Keynote Speakers
-
Gerhard Weikum
Max-Planck Institute for Informatics, Germany
"Efficient Top-k Queries for XML Information Retrieval"
Abstract
Non-schematic XML data that comes from many different sources and
inevitably exhibits
heterogeneous structures and annotations (i.e., XML tags) cannot be
adequately searched
using database query languages like XPath or XQuery. Often, queries
either return too many
or too few results. Rather the ranked-retrieval paradigm is called for,
with relaxable search conditions, various forms of similarity predicates
on tags and contents,
and quantitative relevance scoring.
The talk discusses recent advances and open research issues for ranked
retrieval
of XML data, and exemplifies them by the TopX search engine, a prototype
system developed at the Max-Planck Institute for Informatics.
TopX supports a probabilistic-IR scoring model for full-text content
conditions
and tag-term combinations,
path conditions for all XPath axes as exact or relaxable constraints, and
ontology-based relaxation of terms and tag names as
similarity conditions for ranked retrieval.
For speeding up top-k queries, various techniques are employed:
probabilistic models as efficient score predictors for a variant of the
threshold
algorithm, judicious scheduling of sequential accesses for scanning
index lists and
random accesses to compute full scores, incremental merging of index
lists for
on-demand, self-tuning query expansion, and a suite of specifically
designed,
precomputed indexes to evaluate structural path conditions.
-
Andrei Broder
Yahoo! Research, USA
"From query based Information Retrieval to context driven Information Supply"
Abstract
In the past decade, Web search engines have evolved from a first
generation based on classic Information Retrieval scaled up to web size
and supporting only informational queries, to a second generation
supporting navigational queries using web specific information
(primarily link analysis), and then to a third generation enabling
transactional and other "semantic" queries based on a variety of
technologies aimed to directly satisfy the unexpressed "user intent."

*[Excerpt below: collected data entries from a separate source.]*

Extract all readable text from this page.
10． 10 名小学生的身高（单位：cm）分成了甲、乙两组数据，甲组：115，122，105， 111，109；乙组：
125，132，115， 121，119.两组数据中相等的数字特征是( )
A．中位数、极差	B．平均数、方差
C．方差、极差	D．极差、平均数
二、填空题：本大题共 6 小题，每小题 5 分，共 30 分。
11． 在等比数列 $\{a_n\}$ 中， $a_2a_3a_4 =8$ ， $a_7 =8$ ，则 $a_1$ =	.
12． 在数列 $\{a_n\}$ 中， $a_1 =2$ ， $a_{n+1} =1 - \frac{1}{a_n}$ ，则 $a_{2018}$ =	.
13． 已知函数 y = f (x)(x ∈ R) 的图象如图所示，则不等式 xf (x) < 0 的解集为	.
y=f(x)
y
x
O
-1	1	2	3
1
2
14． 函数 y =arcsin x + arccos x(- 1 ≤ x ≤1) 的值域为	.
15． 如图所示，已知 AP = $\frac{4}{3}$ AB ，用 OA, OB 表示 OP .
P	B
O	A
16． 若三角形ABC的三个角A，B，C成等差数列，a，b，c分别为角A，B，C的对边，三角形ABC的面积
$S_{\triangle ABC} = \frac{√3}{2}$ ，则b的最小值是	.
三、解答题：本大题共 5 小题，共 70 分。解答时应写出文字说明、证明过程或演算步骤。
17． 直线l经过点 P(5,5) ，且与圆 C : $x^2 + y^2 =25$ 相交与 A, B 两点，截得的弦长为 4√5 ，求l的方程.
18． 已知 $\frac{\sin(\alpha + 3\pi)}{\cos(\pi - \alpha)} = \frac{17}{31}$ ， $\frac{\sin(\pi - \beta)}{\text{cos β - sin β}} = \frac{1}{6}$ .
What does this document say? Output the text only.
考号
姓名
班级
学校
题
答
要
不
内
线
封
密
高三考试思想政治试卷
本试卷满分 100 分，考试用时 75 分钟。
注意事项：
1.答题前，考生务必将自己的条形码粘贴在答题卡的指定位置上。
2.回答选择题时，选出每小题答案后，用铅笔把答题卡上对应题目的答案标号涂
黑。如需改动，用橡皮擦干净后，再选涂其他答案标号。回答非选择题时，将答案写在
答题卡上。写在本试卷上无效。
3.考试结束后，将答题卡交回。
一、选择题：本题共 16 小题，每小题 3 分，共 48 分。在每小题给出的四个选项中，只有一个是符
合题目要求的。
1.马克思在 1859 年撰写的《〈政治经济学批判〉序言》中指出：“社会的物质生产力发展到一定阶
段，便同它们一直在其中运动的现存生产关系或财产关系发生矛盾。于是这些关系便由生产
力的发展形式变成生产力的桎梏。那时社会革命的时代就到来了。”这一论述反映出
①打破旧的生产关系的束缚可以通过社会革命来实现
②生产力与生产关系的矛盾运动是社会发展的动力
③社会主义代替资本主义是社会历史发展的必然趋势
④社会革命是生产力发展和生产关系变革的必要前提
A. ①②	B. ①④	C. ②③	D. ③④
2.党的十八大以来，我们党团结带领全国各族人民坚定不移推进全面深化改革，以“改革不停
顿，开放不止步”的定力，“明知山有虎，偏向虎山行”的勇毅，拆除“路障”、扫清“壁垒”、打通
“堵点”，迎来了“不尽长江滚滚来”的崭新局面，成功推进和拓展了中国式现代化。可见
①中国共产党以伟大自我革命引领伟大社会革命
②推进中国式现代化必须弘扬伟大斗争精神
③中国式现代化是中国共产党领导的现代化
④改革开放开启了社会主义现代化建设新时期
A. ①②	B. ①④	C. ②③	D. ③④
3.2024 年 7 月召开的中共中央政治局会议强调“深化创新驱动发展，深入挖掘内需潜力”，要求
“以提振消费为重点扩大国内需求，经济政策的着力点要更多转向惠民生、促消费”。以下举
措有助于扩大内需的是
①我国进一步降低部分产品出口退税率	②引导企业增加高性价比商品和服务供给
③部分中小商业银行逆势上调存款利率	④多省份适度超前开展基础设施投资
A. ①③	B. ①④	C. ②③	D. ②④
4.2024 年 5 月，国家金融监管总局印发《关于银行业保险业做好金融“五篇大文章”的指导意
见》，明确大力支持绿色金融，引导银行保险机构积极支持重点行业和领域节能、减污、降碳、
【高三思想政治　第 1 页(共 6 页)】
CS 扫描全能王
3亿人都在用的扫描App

What is coming next? In this talk, we argue for the trend towards
context driven Information Supply, that is, the goal of Web IR will
widen to include the supply of relevant information without requiring
the user to make an explicit query. The information supply concept
greatly precedes information retrieval. (Newspapers, or even the "Acta
Diurna" of ancient Rome.) What is new in the web framework, is the
ability to supply relevant information specific to a given activity and
a given user, while the activity is being performed. A prime example is
the matching of ads to content being read, however the information
supply paradigm is starting to appear in other contexts such as social
networks, e-commerce, browsers, and others.
|